Hollywood faced a cliffhanger moment on Monday as talks to avert a potentially catastrophic strike by thousands of TV and movie writers remained unresolved just hours before a crunch deadline.
Major studios and networks including Disney and Netflix are locked in talks with the powerful Writers Guild of America (WGA), which has threatened to order a walkout just after midnight Tuesday unless a new deal is agreed.
If a strike takes place, late-night shows could immediately grind to a halt, and television series and movies scheduled for release later this year and beyond could face major delays.
The last time talks failed, in 2007, Hollywood writers laid down their pens and keyboards for 100 days, costing the Los Angeles entertainment industry around $2 billion.
This time, the two sides are clashing as writers demand higher pay and a greater share of profits from the boom in streaming, while studios say they must cut costs due to economic pressures.
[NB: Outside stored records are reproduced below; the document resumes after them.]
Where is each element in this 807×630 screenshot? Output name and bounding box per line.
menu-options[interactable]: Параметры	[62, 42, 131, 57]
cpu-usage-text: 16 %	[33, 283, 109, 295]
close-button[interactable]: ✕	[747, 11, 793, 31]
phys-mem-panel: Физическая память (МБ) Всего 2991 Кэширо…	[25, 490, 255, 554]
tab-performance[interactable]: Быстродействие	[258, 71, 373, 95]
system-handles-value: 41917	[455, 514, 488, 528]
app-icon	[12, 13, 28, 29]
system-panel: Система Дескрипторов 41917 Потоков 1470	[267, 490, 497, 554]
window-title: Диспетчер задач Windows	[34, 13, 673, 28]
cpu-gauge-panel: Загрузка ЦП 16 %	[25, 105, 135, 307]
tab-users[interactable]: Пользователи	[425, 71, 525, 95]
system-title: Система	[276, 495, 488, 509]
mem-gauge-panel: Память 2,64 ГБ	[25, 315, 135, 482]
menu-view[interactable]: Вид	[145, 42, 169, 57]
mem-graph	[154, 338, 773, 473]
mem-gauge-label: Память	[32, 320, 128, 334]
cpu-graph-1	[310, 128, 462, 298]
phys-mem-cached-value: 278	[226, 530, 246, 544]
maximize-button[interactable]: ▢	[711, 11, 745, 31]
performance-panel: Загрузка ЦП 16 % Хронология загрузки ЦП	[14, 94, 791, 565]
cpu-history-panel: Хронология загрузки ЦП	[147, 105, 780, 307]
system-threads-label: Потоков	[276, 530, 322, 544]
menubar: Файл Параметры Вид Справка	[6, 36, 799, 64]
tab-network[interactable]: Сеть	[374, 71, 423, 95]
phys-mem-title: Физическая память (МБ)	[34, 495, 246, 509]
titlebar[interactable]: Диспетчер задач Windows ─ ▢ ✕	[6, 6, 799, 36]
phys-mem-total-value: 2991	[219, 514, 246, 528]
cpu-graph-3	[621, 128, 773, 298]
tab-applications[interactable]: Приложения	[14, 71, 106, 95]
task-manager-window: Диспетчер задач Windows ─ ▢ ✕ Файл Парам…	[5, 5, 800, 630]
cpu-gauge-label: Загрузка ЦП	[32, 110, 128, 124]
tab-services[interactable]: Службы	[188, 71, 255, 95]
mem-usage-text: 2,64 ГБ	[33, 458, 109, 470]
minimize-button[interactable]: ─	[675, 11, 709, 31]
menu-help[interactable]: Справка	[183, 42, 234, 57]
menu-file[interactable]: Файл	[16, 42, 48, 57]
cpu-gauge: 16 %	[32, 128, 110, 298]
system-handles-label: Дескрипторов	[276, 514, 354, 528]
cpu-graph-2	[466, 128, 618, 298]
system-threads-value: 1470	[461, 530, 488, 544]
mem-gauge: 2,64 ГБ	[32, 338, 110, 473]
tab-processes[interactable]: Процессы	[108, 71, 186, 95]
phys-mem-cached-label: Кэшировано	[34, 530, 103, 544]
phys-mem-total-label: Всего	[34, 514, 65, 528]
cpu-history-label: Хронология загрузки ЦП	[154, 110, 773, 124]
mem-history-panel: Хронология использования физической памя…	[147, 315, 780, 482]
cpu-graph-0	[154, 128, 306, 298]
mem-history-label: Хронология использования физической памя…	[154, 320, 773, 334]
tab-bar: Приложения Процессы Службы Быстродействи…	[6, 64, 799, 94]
“I think everybody feels like there’s going to be a strike,” said one Los Angeles-based TV writer, who asked not to be identified.
“This is a deal that’s going to determine how we are financially compensated by streamers,” not just now but well into the future.
Many of the issues are familiar to contract talks in industries around the world.
Writers say it is becoming impossible to earn a living, as salaries have flatlined or declined after inflation, even as employers reap profits and fatten executives’ paychecks.